PS. I'm not sure that I would say that the effect of the pop function is a "side effect" since its entire purpose is to remove an element.

Mentor
(and slightly misquoted by @PeterDonis)
I wasn't intending to quote directly, just to describe the logic that is implemented in the interpreter for each operator. AFAIK I described the logic correctly.

Mentor
I'm not sure that I would say that the effect of the pop function is a "side effect" since its entire purpose is to remove an element.
It's a side effect in the context of evaluating stack.pop() as a sub-expression of a logical expression. The value of the sub-expression is the element that is removed from the stack; but evaluating that element as part of evaluating the logical expression is a separate thing from removing the element from the stack.

A common precept of functional programming is that evaluation of expressions (which includes function calls that return a value) should be side effect-free and any mutation of state should be done by some kind of separate operation.
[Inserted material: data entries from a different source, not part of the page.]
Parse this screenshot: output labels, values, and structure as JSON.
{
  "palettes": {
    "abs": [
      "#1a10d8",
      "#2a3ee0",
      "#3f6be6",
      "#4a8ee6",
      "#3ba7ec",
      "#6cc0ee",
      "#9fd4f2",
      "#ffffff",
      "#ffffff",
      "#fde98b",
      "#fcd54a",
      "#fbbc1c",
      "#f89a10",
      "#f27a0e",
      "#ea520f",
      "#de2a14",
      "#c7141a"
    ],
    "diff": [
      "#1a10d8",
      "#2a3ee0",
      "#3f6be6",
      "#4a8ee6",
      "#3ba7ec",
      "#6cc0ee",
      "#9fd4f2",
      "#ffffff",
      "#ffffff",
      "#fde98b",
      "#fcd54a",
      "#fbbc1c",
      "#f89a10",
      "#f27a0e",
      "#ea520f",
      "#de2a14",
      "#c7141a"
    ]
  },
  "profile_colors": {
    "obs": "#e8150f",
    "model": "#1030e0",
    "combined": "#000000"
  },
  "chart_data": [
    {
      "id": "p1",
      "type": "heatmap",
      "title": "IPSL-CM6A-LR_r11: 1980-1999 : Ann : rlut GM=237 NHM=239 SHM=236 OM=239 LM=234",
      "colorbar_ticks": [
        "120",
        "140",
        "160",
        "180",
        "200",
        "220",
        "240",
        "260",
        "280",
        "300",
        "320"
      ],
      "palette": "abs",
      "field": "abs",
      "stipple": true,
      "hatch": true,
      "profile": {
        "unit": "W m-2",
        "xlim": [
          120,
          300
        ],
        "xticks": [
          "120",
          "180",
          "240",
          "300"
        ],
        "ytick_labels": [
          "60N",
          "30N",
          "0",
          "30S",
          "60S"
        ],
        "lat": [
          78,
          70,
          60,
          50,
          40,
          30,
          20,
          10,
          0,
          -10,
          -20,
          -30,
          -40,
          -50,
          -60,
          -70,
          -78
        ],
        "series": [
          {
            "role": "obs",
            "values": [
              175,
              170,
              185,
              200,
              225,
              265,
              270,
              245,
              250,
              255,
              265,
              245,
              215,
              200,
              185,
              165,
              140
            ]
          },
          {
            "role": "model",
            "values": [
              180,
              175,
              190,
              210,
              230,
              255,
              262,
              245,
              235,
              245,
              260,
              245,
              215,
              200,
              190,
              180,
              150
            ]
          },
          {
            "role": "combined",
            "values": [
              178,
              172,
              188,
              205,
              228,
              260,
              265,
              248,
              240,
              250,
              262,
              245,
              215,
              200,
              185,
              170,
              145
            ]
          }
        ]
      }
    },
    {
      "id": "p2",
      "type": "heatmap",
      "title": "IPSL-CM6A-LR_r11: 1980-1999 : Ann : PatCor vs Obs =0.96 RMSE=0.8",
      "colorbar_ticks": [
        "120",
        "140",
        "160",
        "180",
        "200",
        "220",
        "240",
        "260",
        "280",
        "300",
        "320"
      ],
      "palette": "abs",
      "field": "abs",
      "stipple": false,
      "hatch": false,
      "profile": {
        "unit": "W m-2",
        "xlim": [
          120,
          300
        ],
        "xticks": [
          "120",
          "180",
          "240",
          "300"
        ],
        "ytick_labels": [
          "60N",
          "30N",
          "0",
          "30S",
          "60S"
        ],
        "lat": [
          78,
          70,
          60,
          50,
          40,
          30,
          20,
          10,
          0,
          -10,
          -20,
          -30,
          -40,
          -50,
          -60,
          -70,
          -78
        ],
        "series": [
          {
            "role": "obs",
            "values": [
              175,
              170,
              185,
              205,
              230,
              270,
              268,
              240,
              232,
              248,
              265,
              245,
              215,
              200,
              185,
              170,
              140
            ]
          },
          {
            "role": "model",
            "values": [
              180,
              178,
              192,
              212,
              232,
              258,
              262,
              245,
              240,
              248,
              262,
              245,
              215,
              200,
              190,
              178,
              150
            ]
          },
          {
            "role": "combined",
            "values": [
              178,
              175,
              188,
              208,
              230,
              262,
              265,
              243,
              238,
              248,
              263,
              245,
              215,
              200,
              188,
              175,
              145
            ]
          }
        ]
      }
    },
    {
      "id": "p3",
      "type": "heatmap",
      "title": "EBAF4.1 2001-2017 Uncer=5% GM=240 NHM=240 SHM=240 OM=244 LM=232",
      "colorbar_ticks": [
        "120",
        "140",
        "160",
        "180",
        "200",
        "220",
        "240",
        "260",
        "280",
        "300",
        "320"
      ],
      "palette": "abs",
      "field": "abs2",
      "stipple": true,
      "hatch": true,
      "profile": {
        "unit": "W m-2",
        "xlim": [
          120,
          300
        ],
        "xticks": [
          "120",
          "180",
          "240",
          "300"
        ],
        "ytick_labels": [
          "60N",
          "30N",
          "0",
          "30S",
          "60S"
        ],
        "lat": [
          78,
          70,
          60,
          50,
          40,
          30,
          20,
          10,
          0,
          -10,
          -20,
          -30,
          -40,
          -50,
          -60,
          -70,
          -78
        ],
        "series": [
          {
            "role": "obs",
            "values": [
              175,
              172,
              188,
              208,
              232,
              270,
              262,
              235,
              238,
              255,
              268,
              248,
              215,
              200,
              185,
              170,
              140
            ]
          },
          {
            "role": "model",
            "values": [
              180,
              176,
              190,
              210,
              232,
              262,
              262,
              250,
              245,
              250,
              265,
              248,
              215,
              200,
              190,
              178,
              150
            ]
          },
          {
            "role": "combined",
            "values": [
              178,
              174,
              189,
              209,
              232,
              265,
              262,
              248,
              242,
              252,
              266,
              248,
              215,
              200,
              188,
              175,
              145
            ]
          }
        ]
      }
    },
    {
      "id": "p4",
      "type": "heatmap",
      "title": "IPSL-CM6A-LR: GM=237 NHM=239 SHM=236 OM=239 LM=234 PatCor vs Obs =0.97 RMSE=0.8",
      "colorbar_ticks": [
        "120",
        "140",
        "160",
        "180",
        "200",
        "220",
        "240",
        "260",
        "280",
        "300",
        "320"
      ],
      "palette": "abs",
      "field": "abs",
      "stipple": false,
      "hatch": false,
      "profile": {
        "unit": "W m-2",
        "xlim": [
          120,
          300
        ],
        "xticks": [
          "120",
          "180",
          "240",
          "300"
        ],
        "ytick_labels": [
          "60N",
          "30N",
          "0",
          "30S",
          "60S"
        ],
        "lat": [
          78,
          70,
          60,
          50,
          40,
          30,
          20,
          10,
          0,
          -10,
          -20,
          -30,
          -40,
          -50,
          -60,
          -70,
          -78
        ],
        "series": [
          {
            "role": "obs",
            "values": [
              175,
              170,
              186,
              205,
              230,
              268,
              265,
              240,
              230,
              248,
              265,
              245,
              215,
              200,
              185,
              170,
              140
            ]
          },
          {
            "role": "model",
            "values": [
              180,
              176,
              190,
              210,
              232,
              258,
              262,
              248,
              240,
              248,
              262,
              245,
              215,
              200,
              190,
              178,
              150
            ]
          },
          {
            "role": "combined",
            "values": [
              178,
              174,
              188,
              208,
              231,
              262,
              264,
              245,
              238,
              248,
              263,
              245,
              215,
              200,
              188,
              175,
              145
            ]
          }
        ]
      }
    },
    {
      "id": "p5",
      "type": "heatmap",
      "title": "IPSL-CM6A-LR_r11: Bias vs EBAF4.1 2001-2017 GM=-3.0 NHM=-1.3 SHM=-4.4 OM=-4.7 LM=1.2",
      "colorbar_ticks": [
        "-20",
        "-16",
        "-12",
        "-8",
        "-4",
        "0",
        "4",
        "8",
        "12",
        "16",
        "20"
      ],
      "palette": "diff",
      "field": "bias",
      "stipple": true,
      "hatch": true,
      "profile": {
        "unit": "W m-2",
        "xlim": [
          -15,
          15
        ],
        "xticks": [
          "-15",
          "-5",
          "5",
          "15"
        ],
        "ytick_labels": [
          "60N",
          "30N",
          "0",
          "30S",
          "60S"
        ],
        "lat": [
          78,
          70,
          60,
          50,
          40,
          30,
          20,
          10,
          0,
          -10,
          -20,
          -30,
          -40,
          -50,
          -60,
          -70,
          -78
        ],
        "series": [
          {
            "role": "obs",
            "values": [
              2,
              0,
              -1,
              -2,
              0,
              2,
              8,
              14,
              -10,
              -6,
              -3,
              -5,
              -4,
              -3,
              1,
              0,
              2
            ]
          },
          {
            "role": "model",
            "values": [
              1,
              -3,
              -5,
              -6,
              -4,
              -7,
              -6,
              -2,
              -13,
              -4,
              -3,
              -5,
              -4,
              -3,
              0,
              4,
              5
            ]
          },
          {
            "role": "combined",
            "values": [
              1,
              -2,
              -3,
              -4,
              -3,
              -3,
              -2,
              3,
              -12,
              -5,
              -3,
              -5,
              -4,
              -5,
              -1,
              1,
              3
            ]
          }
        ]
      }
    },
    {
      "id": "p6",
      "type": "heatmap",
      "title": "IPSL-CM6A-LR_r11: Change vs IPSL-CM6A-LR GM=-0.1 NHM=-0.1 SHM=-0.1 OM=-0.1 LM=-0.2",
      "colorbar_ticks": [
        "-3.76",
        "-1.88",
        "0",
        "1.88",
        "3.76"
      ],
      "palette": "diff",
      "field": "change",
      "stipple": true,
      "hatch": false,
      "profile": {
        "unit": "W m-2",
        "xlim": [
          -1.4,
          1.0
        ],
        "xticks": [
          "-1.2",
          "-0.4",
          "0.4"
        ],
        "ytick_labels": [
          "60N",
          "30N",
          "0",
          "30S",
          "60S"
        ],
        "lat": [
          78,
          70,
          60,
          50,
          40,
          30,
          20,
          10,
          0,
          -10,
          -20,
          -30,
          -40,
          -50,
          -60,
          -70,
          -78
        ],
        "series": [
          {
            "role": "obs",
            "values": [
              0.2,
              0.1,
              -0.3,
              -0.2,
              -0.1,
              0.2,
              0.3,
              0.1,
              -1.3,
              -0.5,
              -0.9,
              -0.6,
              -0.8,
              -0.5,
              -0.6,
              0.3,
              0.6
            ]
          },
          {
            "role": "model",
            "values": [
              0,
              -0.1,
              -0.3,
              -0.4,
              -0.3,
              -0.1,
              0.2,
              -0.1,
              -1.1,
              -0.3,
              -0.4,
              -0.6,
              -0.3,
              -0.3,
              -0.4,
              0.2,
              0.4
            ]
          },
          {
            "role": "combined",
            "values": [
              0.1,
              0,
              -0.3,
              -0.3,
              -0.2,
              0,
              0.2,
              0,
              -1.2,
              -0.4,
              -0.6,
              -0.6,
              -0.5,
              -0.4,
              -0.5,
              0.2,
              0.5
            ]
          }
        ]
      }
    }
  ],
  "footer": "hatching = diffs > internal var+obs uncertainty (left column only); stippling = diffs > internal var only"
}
In a language that strictly enforced that precept (which of course Python is not), if you wanted to both get the top element of the stack for evaluation and remove it, you would have to write something like this:

Code:
var = stack.top()
do stack.pop
if var == value:
<...>

Here stack.top is a method call that returns a value for expression evaluation but does nothing else, and stack.pop would not be valid at all in an expression context (it would not return a value), and I have signaled that by putting the do in front of it.

FactChecker
It's a side effect in the context of evaluating stack.pop() as a sub-expression of a logical expression. The value of the sub-expression is the element that is removed from the stack; but evaluating that element as part of evaluating the logical expression is a separate thing from removing the element from the stack.